L’Assemblée plénière rejette le pourvoi en ces termes :

« Attendu que si, parmi les principes directeurs du procès, l’article 12 du Nouveau Code de Procédure Civile oblige le juge à donner ou restituer leur exacte qualification aux faits et actes litigieux invoqués par les parties au soutien de leurs prétentions, il ne lui fait pas obligation, sauf règle particulière, de changer la dénomination ou le fondement juridique de leurs demandes ; qu’ayant constaté, par motifs propres et adoptés, qu’avait été saisie d’une demande fondée sur l’existence d’un vice caché dont la preuve n’était pas rapportée, la Cour d’Appel, qui n’était pas tenue de rechercher si cette action pouvait être fondée sur un manquement du vendeur à son obligation de délivrance d’un véhicule conforme aux stipulations contractuelles, a légalement justifié sa décision de ce chef ».

Parmi les arguments avancés par l’Avocat général en faveur de la solution retenue figurait la crainte de voir engager la responsabilité du Juge, crainte qu’il formulait en ces termes :

« Une telle obligation générale d’examiner tous les moyens de droit ayant vocation à fonder la demande pourrait permettre, dans biens des cas, d’engager la responsabilité du Juge pour manquement à cette obligation.

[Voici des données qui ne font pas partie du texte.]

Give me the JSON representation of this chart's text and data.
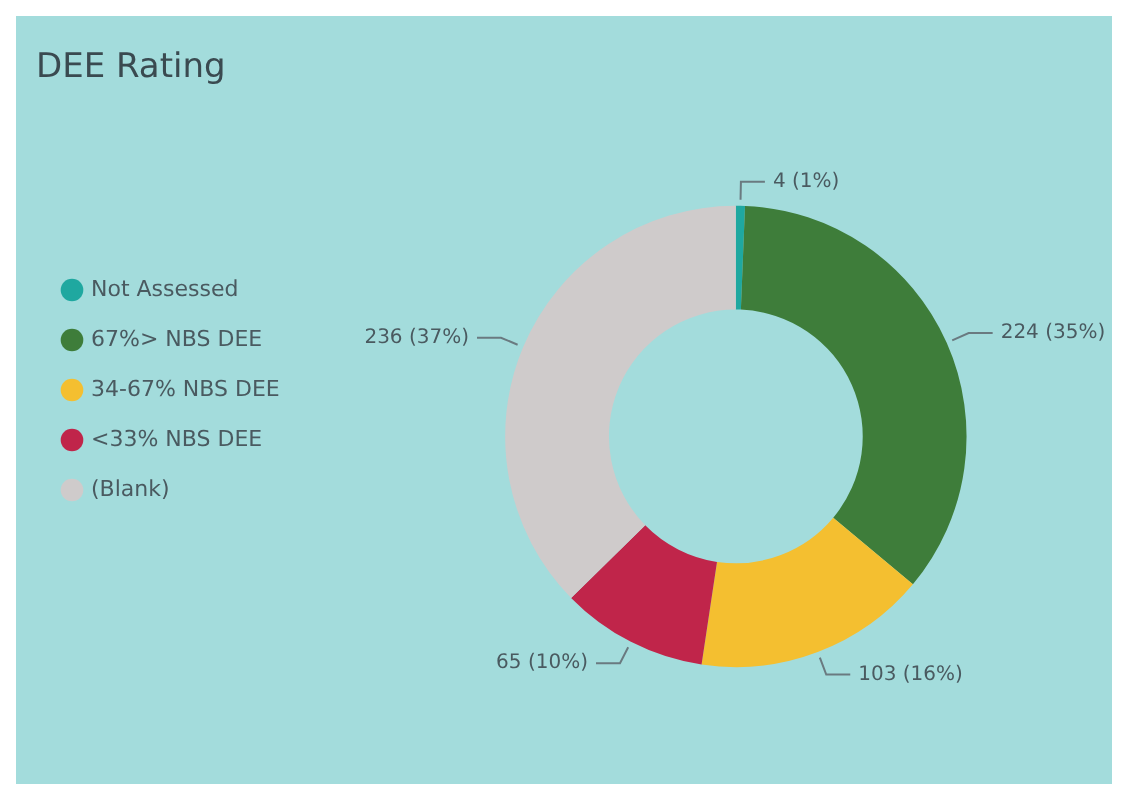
{
  "chart_data": {
    "type": "donut",
    "title": "DEE Rating",
    "categories": [
      "Not Assessed",
      "67%> NBS DEE",
      "34-67% NBS DEE",
      "<33% NBS DEE",
      "(Blank)"
    ],
    "values": [
      4,
      224,
      103,
      65,
      236
    ],
    "value_labels": [
      "4 (1%)",
      "224 (35%)",
      "103 (16%)",
      "65 (10%)",
      "236 (37%)"
    ],
    "colors": [
      "#1fa8a0",
      "#3e7d3a",
      "#f4bf30",
      "#c0254a",
      "#cfcbcb"
    ],
    "legend": "left"
  }
}
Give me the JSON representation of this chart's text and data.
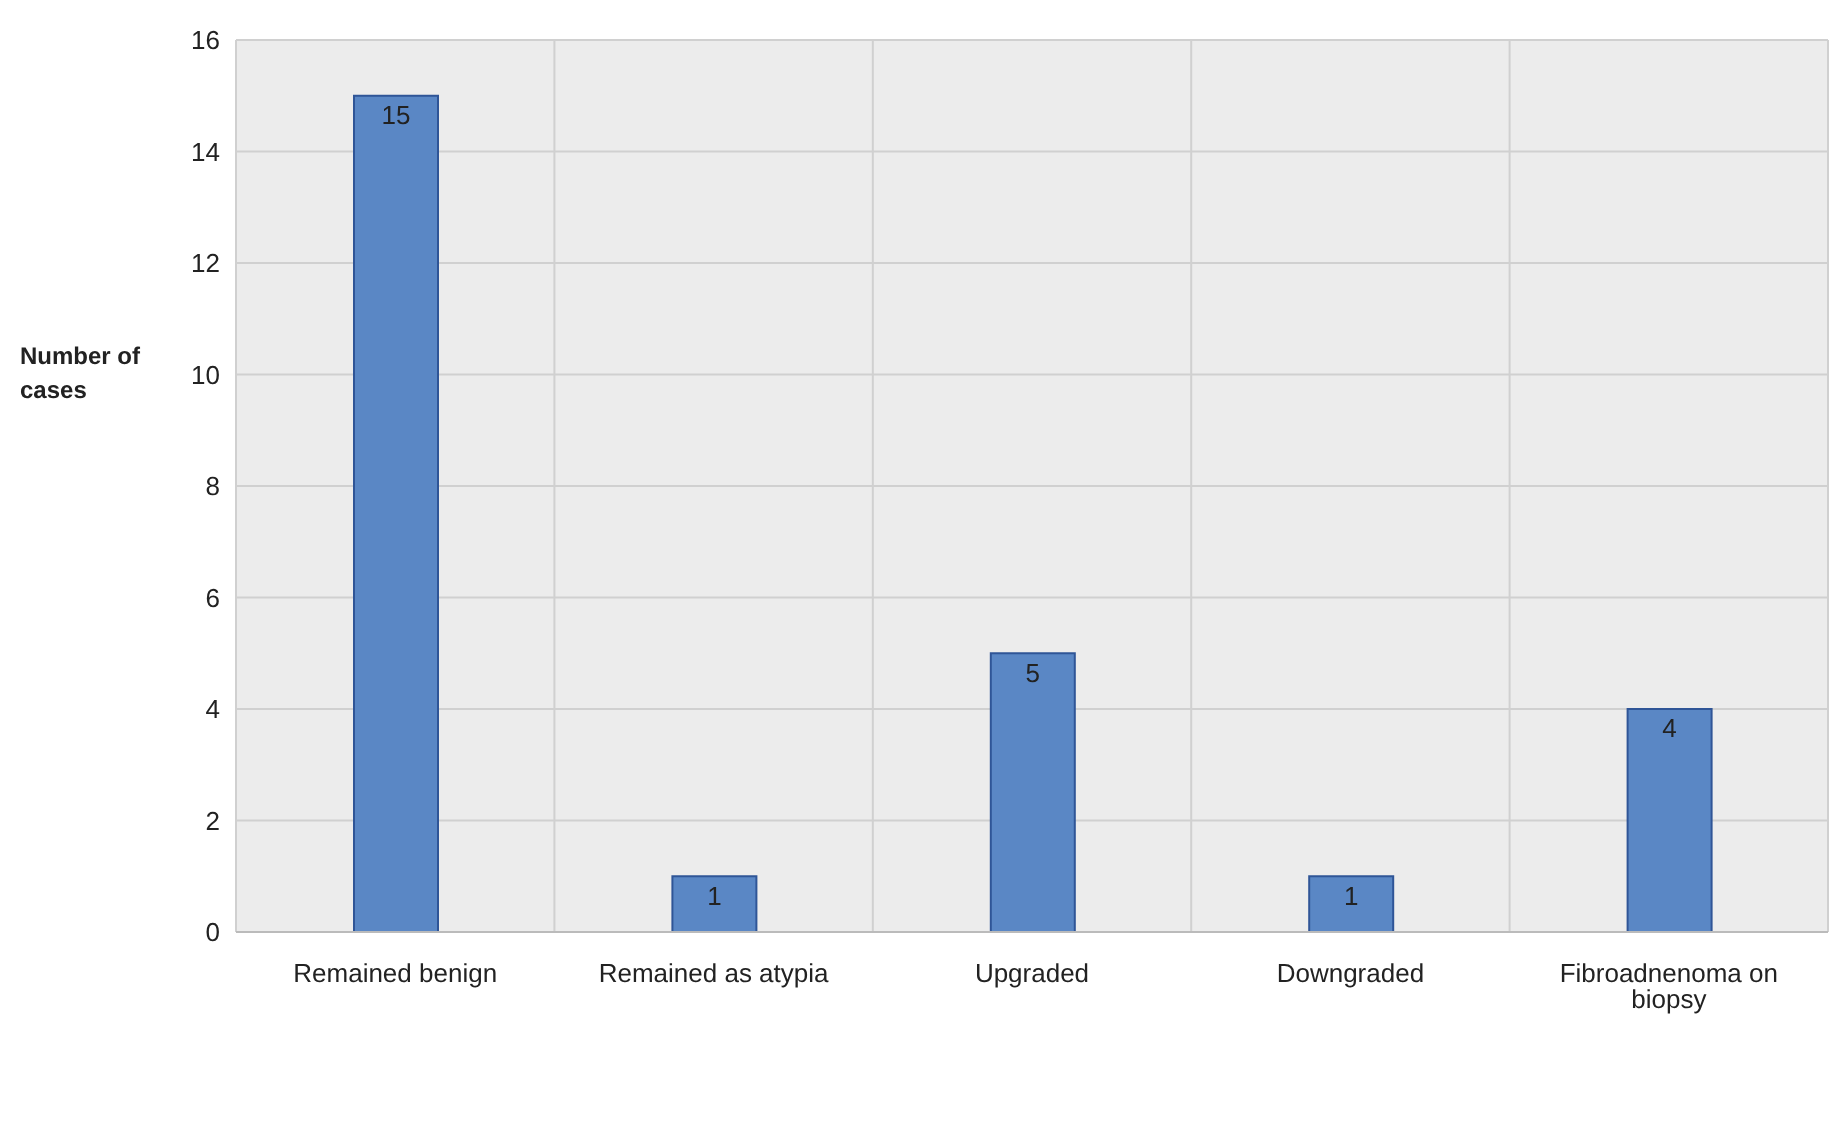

A un moment où, précisément, est remise en avant la responsabilité du Juge et où a été évoquée la possibilité de l’étendre sous certaines conditions à l’activité juridictionnelle elle-même, on ne peut pas sous-estimer les conséquences qu’une telle obligation générale pourrait engendrer et les risques de recours multiples qu’elle pourrait susciter ».

Il est vrai qu’il eût été assez piquant de voir un plaideur rechercher la responsabilité in solidum de son avocat et de son juge, le premier pour n’avoir pas tout dit, le second pour avoir laisser faire.

En l’état, et pour ce qui concerne le « nouvel et inchangé » article 1351 du Code Civil, la boucle est bouclée : le praticien fera bien de ne compter que sur lui-même….., sans perdre de vue que « le juge peut relever d’office la fin de non recevoir tirée ….. de la chose jugée » (art. 125 al. 2 du Code de Procédure Civile).